After the cam was sufficiently run in, Westech's Steve Brul took the 425 to 5,500 rpm several times as he and White figured the tune. Total timing seemed sweetest at 34 degrees, and once the air/fuel was dialed, the 425 made 444 hp at an even 5,000 rpm. The 516 lb-ft maximum torque reading seemed to be on the downslope of torque curve, but it's a safe bet that the peak happened just prior to 3,500 based on the 5,000-rpm horsepower peak. We wondered what a traditional-style square-bore carb would do, so the Q-Jet was swapped for a 750-cfm Speed Demon. After minor tuning, the 425 responded with 456 hp at 5,100 rpm and 526 lb-ft at 3,600.

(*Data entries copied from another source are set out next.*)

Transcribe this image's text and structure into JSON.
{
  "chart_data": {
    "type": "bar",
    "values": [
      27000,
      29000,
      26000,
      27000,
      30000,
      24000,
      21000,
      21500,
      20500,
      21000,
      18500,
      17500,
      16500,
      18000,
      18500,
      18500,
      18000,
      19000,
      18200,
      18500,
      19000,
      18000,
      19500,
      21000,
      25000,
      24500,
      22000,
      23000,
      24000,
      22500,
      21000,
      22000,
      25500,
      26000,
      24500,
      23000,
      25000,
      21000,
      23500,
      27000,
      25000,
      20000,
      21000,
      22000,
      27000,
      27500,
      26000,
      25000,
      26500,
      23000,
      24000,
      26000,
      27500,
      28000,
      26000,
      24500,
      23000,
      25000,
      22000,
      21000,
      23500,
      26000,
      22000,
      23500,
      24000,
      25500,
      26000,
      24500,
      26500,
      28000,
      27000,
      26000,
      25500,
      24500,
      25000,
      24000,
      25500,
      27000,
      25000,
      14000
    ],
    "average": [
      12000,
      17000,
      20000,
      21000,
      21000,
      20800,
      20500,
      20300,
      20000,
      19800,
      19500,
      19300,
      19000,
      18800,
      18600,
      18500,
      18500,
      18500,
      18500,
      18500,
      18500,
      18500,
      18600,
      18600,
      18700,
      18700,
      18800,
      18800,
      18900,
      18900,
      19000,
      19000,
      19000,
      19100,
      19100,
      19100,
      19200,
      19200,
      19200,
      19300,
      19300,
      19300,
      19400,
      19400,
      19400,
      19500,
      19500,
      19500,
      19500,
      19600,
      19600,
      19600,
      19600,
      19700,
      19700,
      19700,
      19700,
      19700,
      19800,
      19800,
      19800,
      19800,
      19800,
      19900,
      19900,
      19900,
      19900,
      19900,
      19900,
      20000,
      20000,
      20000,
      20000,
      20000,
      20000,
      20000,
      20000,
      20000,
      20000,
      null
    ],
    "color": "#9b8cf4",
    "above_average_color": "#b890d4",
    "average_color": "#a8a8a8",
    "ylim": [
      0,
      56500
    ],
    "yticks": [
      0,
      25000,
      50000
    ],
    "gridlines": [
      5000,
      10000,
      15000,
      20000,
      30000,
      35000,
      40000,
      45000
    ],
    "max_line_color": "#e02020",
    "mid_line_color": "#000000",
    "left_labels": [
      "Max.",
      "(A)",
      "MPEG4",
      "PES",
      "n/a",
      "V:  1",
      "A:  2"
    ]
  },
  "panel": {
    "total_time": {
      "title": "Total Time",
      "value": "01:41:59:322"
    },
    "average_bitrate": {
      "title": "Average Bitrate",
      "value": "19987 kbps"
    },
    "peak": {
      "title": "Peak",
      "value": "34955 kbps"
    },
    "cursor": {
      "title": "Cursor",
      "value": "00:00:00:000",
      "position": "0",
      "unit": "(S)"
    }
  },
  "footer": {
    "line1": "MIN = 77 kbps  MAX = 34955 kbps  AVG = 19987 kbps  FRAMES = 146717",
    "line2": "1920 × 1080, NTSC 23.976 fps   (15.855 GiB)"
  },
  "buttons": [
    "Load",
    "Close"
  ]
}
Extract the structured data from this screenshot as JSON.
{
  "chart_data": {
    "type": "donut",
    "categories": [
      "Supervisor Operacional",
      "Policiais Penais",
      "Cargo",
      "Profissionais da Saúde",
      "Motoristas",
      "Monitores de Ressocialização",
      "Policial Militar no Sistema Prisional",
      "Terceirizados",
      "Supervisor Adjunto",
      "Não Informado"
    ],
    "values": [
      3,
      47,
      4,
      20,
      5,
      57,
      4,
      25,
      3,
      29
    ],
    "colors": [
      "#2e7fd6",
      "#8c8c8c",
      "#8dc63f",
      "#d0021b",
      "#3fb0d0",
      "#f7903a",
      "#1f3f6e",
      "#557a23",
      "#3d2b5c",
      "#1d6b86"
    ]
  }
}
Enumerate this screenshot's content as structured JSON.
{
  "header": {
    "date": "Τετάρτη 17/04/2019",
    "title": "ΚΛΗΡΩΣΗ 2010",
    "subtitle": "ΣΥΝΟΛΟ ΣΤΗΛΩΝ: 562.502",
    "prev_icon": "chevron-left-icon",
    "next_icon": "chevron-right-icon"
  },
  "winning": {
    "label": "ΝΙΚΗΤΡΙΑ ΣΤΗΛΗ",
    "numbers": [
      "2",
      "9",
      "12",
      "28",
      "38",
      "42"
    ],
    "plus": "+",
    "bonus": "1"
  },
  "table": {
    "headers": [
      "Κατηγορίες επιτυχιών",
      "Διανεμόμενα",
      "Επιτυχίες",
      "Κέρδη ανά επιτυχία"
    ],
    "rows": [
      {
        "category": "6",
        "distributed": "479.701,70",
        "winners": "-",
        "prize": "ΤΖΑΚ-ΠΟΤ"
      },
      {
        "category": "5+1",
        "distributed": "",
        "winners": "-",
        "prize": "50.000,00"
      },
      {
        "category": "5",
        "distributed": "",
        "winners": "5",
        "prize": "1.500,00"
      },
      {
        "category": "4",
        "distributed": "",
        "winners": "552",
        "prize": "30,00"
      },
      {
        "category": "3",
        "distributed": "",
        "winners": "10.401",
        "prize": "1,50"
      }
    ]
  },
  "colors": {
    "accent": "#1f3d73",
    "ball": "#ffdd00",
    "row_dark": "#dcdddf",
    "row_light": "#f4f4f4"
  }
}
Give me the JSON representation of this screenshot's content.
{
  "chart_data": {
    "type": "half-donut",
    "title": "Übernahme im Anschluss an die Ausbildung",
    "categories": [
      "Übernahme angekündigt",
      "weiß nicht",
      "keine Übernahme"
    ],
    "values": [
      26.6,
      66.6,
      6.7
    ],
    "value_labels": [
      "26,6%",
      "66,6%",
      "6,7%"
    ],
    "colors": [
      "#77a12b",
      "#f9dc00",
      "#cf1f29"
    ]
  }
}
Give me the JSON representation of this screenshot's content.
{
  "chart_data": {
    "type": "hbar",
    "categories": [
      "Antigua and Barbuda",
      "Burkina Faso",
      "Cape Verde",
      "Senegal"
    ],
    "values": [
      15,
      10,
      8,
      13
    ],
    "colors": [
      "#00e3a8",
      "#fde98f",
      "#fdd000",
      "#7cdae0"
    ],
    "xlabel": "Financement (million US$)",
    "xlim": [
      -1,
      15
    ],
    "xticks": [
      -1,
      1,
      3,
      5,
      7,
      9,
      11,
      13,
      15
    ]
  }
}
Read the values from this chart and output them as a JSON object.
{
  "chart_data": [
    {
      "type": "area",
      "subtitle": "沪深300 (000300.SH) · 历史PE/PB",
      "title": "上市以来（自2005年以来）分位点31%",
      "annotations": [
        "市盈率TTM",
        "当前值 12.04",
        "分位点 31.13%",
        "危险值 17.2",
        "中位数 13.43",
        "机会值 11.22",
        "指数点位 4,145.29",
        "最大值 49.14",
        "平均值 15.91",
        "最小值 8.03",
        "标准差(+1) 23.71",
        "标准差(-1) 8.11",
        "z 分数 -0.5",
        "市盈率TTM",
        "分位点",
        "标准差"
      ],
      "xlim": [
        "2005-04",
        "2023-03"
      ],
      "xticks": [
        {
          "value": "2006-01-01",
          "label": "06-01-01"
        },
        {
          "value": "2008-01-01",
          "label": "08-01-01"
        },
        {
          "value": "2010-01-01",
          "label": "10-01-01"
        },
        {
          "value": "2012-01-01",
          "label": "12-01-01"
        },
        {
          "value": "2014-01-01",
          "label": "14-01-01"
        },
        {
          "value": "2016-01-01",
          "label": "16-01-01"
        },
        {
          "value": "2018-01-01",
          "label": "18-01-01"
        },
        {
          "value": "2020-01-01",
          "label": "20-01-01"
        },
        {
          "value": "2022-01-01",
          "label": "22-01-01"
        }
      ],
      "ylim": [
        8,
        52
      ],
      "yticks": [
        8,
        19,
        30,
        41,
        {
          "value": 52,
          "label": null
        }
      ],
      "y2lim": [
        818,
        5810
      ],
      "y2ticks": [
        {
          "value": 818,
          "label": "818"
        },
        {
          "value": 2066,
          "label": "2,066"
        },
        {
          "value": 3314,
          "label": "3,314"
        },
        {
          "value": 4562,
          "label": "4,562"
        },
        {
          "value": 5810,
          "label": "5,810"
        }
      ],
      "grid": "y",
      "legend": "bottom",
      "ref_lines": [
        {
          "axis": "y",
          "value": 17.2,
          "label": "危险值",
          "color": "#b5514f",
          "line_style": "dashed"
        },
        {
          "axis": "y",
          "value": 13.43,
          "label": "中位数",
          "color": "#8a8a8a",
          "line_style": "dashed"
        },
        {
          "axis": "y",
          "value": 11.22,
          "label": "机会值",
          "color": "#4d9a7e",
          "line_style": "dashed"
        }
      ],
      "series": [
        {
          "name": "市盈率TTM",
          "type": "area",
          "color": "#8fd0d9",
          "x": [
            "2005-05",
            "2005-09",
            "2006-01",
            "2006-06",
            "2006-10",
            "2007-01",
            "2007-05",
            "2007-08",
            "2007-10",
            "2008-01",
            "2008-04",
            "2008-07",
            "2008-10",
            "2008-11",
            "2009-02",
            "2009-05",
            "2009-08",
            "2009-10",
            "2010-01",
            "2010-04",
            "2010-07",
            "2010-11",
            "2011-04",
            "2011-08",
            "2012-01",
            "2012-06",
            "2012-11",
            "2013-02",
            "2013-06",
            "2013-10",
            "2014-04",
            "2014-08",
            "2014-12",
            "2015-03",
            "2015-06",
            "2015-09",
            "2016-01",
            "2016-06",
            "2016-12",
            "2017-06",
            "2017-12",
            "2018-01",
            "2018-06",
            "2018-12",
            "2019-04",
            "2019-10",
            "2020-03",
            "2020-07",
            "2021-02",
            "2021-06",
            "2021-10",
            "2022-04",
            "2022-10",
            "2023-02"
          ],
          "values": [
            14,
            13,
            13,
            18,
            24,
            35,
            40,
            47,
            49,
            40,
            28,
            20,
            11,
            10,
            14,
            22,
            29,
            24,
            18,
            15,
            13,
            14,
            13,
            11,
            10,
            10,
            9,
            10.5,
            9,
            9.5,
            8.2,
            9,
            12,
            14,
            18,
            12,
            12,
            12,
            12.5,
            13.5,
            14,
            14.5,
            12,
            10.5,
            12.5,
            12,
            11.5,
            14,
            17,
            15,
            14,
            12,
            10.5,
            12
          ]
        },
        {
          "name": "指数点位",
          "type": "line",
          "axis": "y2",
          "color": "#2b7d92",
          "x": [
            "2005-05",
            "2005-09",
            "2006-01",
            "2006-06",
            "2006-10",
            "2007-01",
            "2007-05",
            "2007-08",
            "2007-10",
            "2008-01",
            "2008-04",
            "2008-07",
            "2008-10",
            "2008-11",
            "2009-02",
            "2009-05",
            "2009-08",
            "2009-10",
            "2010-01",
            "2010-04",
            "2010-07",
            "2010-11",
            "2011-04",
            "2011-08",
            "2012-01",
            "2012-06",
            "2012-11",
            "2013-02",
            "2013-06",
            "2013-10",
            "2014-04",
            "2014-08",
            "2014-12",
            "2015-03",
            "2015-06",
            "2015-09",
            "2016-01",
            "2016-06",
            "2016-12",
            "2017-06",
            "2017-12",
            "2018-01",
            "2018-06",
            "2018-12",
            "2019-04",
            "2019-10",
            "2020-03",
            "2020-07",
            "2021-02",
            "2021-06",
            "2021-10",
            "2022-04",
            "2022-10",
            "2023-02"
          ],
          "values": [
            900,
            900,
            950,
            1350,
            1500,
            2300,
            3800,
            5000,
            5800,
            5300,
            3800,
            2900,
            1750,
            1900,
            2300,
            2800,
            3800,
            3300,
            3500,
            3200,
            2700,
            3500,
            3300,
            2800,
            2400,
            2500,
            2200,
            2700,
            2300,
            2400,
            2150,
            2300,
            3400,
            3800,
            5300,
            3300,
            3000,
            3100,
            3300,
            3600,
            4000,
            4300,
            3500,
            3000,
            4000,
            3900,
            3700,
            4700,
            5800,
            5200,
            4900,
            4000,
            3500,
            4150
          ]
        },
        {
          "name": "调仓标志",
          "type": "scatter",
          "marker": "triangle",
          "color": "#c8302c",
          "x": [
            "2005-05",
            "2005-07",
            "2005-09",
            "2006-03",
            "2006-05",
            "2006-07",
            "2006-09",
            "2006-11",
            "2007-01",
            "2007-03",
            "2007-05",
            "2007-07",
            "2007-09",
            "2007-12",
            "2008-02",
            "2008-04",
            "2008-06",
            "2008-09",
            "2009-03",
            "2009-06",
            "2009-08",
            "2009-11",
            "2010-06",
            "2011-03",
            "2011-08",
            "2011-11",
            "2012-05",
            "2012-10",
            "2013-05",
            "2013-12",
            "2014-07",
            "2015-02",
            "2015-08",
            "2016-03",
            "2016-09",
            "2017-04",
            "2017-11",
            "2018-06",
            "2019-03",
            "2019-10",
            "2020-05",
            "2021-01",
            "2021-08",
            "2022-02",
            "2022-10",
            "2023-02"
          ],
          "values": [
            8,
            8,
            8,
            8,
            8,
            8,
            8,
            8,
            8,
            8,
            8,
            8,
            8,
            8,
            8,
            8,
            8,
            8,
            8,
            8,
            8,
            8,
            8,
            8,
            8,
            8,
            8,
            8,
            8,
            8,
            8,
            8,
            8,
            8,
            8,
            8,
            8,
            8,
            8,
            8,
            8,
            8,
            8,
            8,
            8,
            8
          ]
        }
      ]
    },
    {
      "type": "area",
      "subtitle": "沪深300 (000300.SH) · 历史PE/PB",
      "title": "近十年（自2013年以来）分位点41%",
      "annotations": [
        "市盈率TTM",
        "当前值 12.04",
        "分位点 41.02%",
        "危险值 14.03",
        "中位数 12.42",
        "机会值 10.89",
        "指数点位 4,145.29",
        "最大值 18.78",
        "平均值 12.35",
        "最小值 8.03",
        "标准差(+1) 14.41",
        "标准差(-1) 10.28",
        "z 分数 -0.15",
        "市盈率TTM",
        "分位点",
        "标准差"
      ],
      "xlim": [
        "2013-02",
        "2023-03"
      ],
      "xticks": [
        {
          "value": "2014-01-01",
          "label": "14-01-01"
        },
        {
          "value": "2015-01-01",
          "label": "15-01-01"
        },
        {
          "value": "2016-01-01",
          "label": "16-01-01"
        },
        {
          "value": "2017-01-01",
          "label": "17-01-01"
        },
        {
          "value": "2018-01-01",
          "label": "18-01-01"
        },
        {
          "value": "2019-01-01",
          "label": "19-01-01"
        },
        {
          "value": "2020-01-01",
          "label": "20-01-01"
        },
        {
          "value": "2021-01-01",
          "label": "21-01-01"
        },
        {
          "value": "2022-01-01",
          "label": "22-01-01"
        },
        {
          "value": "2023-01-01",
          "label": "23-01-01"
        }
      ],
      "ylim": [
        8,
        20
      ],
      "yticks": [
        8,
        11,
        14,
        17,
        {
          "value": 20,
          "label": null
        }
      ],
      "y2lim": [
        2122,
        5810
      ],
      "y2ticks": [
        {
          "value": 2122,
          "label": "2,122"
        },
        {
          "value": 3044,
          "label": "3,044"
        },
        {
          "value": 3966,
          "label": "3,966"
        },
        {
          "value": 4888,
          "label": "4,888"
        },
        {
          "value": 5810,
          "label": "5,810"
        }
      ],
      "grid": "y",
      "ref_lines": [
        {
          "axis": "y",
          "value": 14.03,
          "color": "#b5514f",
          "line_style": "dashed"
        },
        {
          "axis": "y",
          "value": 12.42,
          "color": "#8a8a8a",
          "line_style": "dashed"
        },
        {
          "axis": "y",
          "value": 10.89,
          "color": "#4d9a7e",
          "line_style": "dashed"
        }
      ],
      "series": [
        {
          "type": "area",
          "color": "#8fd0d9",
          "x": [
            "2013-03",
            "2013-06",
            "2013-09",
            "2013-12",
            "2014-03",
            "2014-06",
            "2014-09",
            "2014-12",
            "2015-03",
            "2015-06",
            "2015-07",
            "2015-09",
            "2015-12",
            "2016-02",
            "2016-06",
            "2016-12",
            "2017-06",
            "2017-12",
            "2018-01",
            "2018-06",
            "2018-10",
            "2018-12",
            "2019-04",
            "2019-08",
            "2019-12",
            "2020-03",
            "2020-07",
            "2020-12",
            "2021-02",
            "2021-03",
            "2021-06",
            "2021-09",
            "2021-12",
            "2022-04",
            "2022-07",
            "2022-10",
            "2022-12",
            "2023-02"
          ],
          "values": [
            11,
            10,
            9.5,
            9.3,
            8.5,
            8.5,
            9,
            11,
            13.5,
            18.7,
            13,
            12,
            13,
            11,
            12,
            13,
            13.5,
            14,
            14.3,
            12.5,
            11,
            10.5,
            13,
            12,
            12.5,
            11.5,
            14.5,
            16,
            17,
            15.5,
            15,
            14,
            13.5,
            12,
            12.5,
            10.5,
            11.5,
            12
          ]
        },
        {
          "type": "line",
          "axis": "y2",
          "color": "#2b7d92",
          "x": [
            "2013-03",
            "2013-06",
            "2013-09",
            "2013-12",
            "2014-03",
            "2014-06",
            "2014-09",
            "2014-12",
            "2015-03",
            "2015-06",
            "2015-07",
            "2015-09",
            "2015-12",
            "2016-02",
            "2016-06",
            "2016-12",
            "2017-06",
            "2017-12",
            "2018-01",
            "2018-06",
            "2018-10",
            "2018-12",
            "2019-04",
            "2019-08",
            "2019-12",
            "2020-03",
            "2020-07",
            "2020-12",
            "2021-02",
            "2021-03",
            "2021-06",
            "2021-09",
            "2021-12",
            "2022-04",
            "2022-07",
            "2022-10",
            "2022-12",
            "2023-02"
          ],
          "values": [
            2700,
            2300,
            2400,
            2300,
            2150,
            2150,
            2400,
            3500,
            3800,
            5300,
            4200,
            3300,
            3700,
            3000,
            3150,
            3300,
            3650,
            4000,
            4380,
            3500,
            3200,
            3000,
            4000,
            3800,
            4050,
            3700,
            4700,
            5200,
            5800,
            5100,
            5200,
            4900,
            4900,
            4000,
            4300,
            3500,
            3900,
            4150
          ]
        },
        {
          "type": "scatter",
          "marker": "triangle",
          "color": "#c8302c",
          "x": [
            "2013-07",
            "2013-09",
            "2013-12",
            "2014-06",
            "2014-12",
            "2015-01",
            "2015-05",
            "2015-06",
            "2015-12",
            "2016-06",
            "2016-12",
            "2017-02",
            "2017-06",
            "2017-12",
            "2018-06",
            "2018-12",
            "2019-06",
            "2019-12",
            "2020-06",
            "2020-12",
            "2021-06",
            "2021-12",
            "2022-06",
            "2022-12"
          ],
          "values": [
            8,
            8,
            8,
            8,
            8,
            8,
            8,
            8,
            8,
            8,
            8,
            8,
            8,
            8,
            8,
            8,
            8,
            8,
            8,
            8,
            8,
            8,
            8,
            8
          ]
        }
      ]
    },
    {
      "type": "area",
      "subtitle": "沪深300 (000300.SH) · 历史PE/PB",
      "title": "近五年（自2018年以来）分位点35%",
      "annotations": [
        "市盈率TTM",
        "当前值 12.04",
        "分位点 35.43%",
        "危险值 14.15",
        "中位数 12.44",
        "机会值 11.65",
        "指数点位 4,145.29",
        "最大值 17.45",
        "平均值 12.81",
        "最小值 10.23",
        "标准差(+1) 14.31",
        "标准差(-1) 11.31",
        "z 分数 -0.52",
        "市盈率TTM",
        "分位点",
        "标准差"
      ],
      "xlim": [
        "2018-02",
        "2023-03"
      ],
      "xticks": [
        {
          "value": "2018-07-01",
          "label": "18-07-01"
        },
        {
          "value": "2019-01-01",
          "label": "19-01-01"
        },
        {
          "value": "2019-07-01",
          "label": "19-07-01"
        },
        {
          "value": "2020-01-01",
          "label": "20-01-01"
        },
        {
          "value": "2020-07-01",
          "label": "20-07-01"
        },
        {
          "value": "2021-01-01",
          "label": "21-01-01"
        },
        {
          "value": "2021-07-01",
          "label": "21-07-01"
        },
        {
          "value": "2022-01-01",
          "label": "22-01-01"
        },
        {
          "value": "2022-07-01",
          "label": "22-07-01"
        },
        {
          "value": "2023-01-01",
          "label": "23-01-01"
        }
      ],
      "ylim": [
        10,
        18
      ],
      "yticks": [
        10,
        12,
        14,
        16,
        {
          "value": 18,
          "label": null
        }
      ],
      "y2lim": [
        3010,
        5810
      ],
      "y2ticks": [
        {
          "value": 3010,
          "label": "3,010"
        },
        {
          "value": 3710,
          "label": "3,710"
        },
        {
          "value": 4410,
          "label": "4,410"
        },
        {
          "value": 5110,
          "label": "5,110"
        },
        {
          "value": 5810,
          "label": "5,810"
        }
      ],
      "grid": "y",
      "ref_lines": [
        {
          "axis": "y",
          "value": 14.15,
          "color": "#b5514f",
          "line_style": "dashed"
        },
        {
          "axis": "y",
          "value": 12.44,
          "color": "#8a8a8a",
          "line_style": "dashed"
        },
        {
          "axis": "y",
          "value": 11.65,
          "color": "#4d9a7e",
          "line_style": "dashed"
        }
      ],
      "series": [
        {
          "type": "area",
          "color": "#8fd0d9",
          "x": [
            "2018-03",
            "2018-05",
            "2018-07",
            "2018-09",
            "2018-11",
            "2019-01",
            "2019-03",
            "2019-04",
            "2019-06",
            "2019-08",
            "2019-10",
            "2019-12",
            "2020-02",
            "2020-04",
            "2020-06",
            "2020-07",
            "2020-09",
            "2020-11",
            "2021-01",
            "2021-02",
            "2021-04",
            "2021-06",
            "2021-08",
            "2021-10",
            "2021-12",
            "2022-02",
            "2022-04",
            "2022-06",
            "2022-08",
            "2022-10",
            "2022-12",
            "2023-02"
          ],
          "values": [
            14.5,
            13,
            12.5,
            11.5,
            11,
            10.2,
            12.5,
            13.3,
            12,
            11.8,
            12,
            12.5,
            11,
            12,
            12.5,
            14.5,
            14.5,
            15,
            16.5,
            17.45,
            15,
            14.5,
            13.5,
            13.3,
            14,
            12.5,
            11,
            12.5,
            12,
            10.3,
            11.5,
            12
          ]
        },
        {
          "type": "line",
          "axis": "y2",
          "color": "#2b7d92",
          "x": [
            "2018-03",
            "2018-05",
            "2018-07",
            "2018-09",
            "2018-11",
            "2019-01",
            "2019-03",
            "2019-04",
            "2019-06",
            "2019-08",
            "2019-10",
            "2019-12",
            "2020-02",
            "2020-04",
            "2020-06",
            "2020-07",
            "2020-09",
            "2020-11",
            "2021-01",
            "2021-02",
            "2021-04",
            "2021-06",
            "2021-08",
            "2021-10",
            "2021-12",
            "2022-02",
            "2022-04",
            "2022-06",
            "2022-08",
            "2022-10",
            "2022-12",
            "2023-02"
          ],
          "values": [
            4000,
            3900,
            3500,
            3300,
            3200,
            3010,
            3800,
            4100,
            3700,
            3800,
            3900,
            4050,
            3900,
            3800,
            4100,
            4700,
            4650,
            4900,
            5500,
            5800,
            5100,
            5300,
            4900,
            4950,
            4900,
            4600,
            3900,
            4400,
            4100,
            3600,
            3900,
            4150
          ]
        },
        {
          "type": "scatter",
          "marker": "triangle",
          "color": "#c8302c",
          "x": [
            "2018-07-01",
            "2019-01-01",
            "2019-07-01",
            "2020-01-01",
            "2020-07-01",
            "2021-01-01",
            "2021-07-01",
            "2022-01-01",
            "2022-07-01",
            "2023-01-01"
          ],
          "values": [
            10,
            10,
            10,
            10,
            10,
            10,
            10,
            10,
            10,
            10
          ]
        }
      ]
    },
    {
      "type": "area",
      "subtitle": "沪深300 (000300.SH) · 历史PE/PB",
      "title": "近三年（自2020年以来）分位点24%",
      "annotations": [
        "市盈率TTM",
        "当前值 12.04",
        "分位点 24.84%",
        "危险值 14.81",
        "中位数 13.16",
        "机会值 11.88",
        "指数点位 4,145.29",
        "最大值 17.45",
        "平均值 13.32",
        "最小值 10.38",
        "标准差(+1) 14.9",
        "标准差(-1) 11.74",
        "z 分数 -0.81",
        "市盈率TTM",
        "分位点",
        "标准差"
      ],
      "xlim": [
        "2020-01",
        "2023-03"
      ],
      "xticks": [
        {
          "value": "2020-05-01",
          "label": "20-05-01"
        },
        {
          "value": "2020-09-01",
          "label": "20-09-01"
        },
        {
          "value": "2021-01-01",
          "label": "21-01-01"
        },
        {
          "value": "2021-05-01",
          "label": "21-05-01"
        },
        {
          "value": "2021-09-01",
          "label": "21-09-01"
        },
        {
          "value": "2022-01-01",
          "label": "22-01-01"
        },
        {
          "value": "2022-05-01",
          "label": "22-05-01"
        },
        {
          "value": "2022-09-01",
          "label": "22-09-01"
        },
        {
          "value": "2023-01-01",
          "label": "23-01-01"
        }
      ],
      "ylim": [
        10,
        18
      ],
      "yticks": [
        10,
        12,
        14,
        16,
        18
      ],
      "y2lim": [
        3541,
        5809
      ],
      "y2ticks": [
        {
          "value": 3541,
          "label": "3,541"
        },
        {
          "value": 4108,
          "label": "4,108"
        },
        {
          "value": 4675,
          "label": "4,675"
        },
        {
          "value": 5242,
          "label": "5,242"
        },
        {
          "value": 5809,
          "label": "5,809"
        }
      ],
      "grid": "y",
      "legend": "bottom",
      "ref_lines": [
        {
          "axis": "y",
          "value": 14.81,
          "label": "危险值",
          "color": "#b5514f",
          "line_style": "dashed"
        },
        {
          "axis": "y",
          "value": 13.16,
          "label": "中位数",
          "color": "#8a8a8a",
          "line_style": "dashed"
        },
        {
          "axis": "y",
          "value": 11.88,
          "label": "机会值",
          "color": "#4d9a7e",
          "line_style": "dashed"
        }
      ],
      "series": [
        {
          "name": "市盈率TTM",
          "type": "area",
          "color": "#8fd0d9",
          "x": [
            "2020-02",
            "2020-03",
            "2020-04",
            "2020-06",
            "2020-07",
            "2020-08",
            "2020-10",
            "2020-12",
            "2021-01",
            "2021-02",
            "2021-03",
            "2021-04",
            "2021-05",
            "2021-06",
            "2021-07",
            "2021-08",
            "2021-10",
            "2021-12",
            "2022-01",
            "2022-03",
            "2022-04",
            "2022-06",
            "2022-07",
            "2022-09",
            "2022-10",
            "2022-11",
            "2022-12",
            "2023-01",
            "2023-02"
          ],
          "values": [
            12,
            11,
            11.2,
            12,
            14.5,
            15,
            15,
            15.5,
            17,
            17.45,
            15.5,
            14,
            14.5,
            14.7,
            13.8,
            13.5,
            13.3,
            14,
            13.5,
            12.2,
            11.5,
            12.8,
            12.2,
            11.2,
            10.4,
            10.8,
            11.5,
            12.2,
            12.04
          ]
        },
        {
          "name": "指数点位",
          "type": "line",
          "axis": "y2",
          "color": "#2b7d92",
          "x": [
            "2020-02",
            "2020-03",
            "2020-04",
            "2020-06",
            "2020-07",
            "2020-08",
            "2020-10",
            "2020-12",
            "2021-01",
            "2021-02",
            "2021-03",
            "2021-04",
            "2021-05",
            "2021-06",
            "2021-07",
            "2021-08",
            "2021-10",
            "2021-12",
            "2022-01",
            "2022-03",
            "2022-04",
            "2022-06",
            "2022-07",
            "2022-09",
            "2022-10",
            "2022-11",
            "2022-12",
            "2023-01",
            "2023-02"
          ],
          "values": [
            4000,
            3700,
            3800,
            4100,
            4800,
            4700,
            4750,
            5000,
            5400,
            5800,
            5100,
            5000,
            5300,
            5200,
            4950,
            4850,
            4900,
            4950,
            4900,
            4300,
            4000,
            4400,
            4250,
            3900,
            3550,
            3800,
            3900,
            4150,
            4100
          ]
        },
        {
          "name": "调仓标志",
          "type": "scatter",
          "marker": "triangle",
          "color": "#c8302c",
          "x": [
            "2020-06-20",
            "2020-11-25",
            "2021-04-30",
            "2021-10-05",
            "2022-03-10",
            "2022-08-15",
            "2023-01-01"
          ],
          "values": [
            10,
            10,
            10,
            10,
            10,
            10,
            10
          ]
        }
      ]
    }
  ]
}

The Edelbrock Performer manifold is a nice unit but a bit closer to stock than we'd like to see for this combination. A Performer RPM would have been perfect, since they almost always boost upper rpm power without sacrificing anything, but for some reason, Edelbrock doesn't make one for the big Olds. A Torker would be a good alternative; we ran one on our 455 and squeezed out another 20 hp, but we couldn't lay our hands on one in time for this session. Instead, we tried a one-inch carb spacer-one of Wilson's tapered-combo designs that uses a four-hole configuration topside that blends into an open plenum underneath. It was good for five additional horsepower and pound-feet of torque. Swapping for a traditional open spacer reduced these gains by about half.
Westech has a set of Hooker Super Comp headers in its arsenal that feature 2-inch primaries, so we figured they were worth a try. We swapped them on along with a pair of 311/42-inch straight-through Race Magnum mufflers, but power gains were a mere 2 hp, and torque barely nudged up by a similar amount. Apparently, this engine didn't need bigger headers.
Any Regrets?When it was over, the Westside crew was pretty stoked with their Olds. It did what it was supposed to, making a hearty horsepower number at an rpm level that didn't jeopardize the hardware, and it had a mega-fat torque curve. Even with the 108-degree lobe separation on the cam, the idle-vacuum readings at 850 rpm were in the range of 16.5 inches-plenty for a street machine. We wished we'd had another intake-there's almost definitely more power in there, but that'll have to wait. One area that will be addressed before the engine is run again is oil control, as our test revealed that the stock pan was allowing the crank to whip the oil into a froth, sapping power and compromising oil pressure in the upper rpm range. We'll revisit the 425 once it's installed in the Cutlass for evaluation and to watch Navid deal with his newfound traction deficiency.